The tributes that followed Patel’s closure announcement on Thursday teemed with references to the art in which the store had served as a backdrop: Madonna’s turn in Desperately Seeking Susan; Patti Smith writing about going for an egg cream with Robert Mapplethorpe in her memoir Just Kids; a pair of lines from an Allen Ginsberg poem (“Back from the Gem Spa, into the hallway, a glance behind / and sudden farewell to the bedbug-ridden mattresses piled soggy in dark rain”); the back cover of the New York Dolls’ first album; the title of a 1982 Jean-Michel Basquiat painting; Lou Reed’s song “Egg Cream.” The works traced a timeline of the East Village that both belonged firmly to the 20th century and remained top of mind.
Last May, Patel began running Gem Spa herself, after a police sting led to it losing its cigarette and lottery licenses. (The cops say the store sold cigarettes to minors.) Her father has Parkinson’s disease and had hired someone else to manage the store for around ten years, and the debts had piled up. Patel’s efforts to keep Gem Spa open—including Instagram and merch campaigns, as well as plans to install a lunch counter—prompted a media blitz and an array of activist efforts, and though Patel says the landlord, City Urban, was eager to see the store go, the trajectory was promising until the pandemic.
“We’re walking away from a very big mess, and we fought really hard to stay,” Patel said. Her family had fielded plenty of offers over the years to sell the store. “We never wanted to leave.”
As much as Gem Spa was an emblem, it was also a neighborhood standby. New York City councilwoman Carlina Rivera grew up nearby, attended high school down the street in the ’90s, and now represents the district. She said the closure was a sign that the federal and state governments were failing mom-and-pop shops amid the greater COVID-19 crisis. “This would be our corridor,” she said of St. Marks Place. “Gem Spa is the place where we would go in; we would kind of look around. We didn’t have much money, but they didn’t really kick you out.

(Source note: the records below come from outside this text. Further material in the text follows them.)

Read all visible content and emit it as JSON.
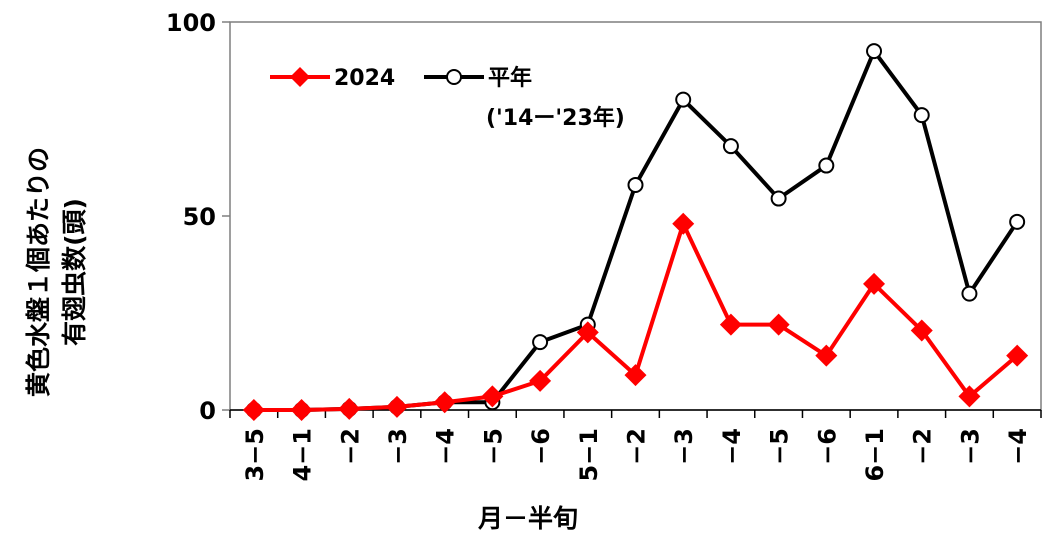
{
  "chart_data": {
    "type": "line",
    "xlabel": "月－半旬",
    "ylabel_lines": [
      "黄色水盤１個あたりの",
      "有翅虫数(頭)"
    ],
    "ylim": [
      0,
      100
    ],
    "yticks": [
      "0",
      "50",
      "100"
    ],
    "categories": [
      "3−5",
      "4−1",
      "−2",
      "−3",
      "−4",
      "−5",
      "−6",
      "5−1",
      "−2",
      "−3",
      "−4",
      "−5",
      "−6",
      "6−1",
      "−2",
      "−3",
      "−4"
    ],
    "legend_position": "top-left",
    "series": [
      {
        "name": "2024",
        "color": "#ff0000",
        "marker": "diamond",
        "values": [
          0,
          0,
          0.3,
          0.8,
          2,
          3.5,
          7.5,
          20,
          9,
          48,
          22,
          22,
          14,
          32.5,
          20.5,
          3.5,
          14
        ]
      },
      {
        "name": "平年",
        "name_note": "('14ー'23年)",
        "color": "#000000",
        "marker": "open-circle",
        "values": [
          0,
          0,
          0.3,
          0.8,
          2,
          2,
          17.5,
          22,
          58,
          80,
          68,
          54.5,
          63,
          92.5,
          76,
          30,
          48.5
        ]
      }
    ]
  }
}
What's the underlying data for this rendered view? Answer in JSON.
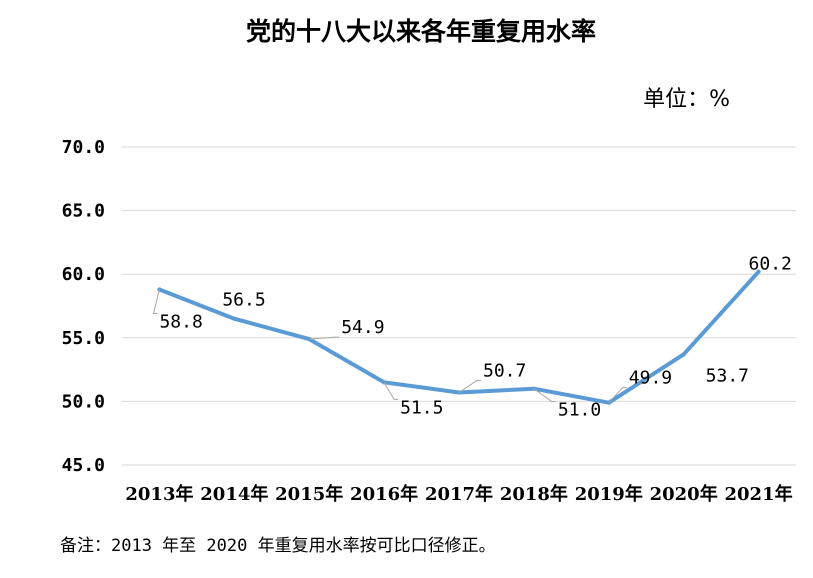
{
  "chart_data": {
    "type": "line",
    "title": "党的十八大以来各年重复用水率",
    "unit": "单位：%",
    "categories": [
      "2013年",
      "2014年",
      "2015年",
      "2016年",
      "2017年",
      "2018年",
      "2019年",
      "2020年",
      "2021年"
    ],
    "values": [
      58.8,
      56.5,
      54.9,
      51.5,
      50.7,
      51.0,
      49.9,
      53.7,
      60.2
    ],
    "data_labels": [
      "58.8",
      "56.5",
      "54.9",
      "51.5",
      "50.7",
      "51.0",
      "49.9",
      "53.7",
      "60.2"
    ],
    "ylim": [
      45.0,
      70.0
    ],
    "yticks": [
      "45.0",
      "50.0",
      "55.0",
      "60.0",
      "65.0",
      "70.0"
    ],
    "grid": true,
    "legend": "none",
    "line_color": "#5b9bd5",
    "note": "备注：2013 年至 2020 年重复用水率按可比口径修正。"
  }
}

So we would all chip in. We would get our egg cream, and we would hang out on the corner. It was one of the best places to people-watch.”

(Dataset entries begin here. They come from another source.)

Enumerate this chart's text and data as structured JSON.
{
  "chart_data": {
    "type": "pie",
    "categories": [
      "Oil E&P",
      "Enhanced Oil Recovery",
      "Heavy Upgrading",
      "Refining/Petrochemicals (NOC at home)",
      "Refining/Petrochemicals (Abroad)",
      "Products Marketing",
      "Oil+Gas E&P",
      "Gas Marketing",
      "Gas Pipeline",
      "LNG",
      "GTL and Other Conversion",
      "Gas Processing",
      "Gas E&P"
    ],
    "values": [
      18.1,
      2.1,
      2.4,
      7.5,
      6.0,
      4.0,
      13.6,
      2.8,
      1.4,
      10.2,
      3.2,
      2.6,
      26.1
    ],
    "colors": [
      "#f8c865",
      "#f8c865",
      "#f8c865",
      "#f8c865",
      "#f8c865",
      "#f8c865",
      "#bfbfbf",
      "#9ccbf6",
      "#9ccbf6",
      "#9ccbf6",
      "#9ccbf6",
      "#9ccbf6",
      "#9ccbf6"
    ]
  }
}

“I would be in Gem Spa one minute,” Rivera added. “I would be window shopping in the Gap across the street—I know that’s not as bohemian, but this is the type of thing that we would do. And then eventually I was like: You know what I’m gonna do? I’m gonna get my belly button pierced today.”

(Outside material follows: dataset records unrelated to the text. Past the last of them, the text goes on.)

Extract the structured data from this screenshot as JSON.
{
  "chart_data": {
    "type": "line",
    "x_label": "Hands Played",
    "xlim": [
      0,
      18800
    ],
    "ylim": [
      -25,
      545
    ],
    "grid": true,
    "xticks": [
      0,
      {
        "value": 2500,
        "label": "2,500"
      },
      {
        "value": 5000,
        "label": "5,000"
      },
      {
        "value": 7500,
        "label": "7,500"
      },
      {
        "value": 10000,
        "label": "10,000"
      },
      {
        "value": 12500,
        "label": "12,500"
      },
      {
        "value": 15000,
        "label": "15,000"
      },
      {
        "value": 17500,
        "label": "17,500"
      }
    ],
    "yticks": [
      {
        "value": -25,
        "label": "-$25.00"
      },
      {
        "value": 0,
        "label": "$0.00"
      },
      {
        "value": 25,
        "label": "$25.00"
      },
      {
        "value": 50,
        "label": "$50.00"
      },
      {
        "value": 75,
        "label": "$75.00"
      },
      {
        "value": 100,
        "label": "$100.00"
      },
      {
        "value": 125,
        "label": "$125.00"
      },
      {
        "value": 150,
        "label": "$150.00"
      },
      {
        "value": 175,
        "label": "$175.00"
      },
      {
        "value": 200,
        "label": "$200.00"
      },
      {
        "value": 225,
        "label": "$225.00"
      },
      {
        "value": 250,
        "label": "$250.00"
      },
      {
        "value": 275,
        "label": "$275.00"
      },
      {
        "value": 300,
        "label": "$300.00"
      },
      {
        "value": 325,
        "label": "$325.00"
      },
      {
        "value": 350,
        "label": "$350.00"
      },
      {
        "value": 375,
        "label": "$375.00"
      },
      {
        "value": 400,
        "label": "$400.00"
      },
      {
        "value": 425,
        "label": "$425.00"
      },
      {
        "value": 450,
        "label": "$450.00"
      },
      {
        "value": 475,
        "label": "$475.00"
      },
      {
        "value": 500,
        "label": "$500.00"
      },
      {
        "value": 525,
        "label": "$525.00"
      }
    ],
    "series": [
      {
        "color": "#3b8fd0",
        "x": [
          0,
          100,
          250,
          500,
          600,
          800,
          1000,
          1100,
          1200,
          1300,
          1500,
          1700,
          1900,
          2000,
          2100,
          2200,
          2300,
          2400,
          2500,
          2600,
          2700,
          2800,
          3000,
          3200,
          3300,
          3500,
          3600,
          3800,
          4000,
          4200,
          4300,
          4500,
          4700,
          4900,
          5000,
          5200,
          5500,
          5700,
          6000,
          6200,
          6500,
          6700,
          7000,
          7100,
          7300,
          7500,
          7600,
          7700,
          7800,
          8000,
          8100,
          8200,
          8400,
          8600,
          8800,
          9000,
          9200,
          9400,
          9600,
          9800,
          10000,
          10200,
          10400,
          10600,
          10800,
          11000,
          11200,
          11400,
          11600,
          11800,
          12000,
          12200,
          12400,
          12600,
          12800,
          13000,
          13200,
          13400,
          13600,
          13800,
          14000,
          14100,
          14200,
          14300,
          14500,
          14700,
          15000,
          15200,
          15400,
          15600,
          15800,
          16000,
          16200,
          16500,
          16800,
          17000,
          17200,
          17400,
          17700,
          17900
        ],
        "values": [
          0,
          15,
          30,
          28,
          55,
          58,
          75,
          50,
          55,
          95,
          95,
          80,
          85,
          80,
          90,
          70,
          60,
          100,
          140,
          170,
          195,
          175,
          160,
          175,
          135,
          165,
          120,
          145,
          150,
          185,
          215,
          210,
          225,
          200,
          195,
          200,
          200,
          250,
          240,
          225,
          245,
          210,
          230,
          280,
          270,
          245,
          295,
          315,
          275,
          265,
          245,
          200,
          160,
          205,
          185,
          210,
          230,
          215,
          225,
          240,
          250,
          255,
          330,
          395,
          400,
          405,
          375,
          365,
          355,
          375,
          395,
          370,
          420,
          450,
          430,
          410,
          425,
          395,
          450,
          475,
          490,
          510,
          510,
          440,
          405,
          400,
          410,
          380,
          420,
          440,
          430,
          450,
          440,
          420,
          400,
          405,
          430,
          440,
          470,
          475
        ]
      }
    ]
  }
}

Ada Calhoun, a writer who grew up on St. Marks Place, is generally less pessimistic than familiar city doomsayers. In her 2015 book St. Marks Is Dead, she recounts a series of transformational moments in the neighborhood as shifts rather than deaths. (In 1972, a Village Voice story reported on news of Gem Spa possibly closing by writing, “It’s too late in the day for the passing of Gem Spa to earn a place as a prophetic omen of the East Village-Lower East Side decline. Too many old scenes, like the Fillmore and the Electric Circus, have already folded.” Even those in the halcyon days were talking about the halcyon days.)